Aos filhos manda-se-lhes prestar plena obediência aos seus pais. Esta é a regra divina. Os pais, por outro lado, devem tomar cuidado em não provocar a ira aos seus filhos mediante uma conduta arbitrária, manifestando preferência por um mais que por outro, ou por uma ociosa aniquilação da vontade do menino ou só o efeito de fazer uma exibição de autoridade paterna. O menino deve ver sempre que os pais têm por ele um verdadeiro interesse no seu coração, e que o verdadeiro amor é a fonte que motiva todos os seus actos. Mas, devemos insistir na obediência dos filhos, sobretudo nesta época de independência, uma época especialmente caracterizada pela desobediência aos pais, e não só pela desobediência, mas também, em muitos casos, por uma grosseira falta de respeito. Muitos jovens de hoje parecem considerar os seus pais como se pertencessem à «velha escola» e carecessem de aptidão educativa. Daí a pronta disposição para contradizer os seus pais e impor as suas próprias opiniões. Tudo isto é contrário à natureza, enquanto que ímpio. Não deveria ser tolerado. E podemos adicionar o muito repreensível costume —adoptado por muitos jovens— de chamar aos seus pais por desrespeitosos motes tais como «governador», «ditador(1) », etc., o mesmo às suas mães mediante algum epíteto similar, igualmente objectável. Instamos os nossos jovens amigos a estar em guarda contra estas coisas e contra o espírito do qual elas procedem, e a cultivar um espírito reverente, o qual certamente conduzirá a um trato respeitoso para com os pais. É uma admirável prova de boa educação que os filhos respeitem os seus pais. Precisamos adicionar que em todos os assuntos nos quais a autoridade de Deus se vê comprometida, é ela a que deve prevalecer sobre qualquer atribuição? Oh, estejamos pelo poder corrector da graça e da verdade!

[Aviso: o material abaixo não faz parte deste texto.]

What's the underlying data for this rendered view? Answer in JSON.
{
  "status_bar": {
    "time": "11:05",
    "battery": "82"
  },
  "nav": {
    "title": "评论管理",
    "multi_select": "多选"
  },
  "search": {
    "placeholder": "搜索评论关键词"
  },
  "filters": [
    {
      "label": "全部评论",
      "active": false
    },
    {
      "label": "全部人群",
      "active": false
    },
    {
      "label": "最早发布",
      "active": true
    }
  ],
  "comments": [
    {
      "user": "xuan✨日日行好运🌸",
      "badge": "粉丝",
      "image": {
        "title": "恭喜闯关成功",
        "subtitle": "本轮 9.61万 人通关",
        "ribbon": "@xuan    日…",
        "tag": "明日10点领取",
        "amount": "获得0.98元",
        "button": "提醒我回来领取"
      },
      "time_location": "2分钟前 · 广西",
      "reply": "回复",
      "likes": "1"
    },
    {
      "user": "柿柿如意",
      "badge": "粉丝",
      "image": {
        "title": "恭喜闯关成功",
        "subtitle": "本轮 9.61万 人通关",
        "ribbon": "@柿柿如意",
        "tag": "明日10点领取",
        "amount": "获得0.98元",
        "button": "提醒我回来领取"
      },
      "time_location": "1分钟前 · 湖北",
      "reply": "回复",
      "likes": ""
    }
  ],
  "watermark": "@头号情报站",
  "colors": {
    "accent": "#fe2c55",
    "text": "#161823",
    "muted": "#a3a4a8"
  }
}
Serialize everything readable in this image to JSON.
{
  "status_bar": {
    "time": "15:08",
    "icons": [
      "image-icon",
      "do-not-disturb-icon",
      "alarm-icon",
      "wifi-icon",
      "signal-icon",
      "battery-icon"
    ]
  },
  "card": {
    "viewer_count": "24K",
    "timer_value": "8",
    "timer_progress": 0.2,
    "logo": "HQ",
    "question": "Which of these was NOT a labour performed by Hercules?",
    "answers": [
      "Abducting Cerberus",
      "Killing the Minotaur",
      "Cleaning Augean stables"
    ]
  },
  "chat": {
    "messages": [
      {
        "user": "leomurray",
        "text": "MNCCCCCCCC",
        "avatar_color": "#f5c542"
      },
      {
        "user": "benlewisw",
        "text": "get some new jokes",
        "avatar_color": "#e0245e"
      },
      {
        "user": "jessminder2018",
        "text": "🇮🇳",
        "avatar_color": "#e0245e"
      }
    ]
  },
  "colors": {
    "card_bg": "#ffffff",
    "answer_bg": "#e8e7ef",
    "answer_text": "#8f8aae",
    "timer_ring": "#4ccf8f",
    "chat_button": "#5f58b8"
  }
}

Não podemos entender como alguém que se chama a si mesmo pai cristão pode adoptar esse sistema de tratar os filhos com severidade e crueldade. Só pode terminar fazendo-os mentirosos e infiéis. Eles proferirão mentiras a fim de escapar do cinto; e desprezarão a religião que guarda relação com tais excessos. Semelhante trato, como você o descreve, é mais digno de um cruel amo de escravos do que de um pai cristão. Sem dúvida, há casos em que se requer uma pequena disciplina; mas deveria ser administrada de tal maneira que convencesse ao menino de que o faz só para seu bem, e não de que é o fruto de um mau temperamento ou de uma arbitrária severidade. A «vara» deve ser elevada de muito má vontade. Tem de ser empunhada como último recurso. Em conclusão, o pai cristão deve ter sempre ante ele como modelo o trato do seu Pai celestial para com ele. Agora, acaso o Pai inflige castigo por pecado confessado? O mero pensamento disso seria uma blasfémia. Ele só castiga por amor e com o propósito de nos fazer participes da sua santidade (Hebreus 12). Dói-lhe ter que usar a vara. “E ele foi angustiado por causa da aflição (ou miséria) de Israel” (Jz 10:16). Este deveria ser o modelo de todo o pai cristão. Não acreditamos no perpétuo sistema do açoite. Não faz mais que endurecer e embrutecer a criança. E desejamos adicionar, querido amigo, que o pai e a mãe devem estar perfeitamente unidos na administração da disciplina. O facto de que uma criança tenha de ir para um dos seus pais para que a proteja do outro, revela um estado de coisas, no círculo familiar, que resulta chocante a toda mente bem equilibrada. O pai e a mãe não devem ter um só pensamento divergente com respeito ao sistema de disciplina e formação. Eles devem aparecer ante os filhos como uma só autoridade, uma só influência. A firmeza do pai e a ternura da mãe devem estar perfeita e docemente combinadas, de modo que a sua acção conjunta se faça sentir em todo o sistema disciplinador. Mas, como pode isto levar-se à prática? Faz falta estar muito juntos de joelhos na presença de Deus. Este é o verdadeiro segredo da disciplina doméstica. Se o pai e a mãe não oram juntos, não actuarão juntos; e, se não actuarem juntos, a educação dos filhos sofrerá as consequências. Queira o Senhor, na Sua infinita bondade, ajudar todos os pais cristãos a desempenhar correctamente as suas elevadas e santas funções, de modo que o Seu nome seja glorificado nos lares de Seu povo!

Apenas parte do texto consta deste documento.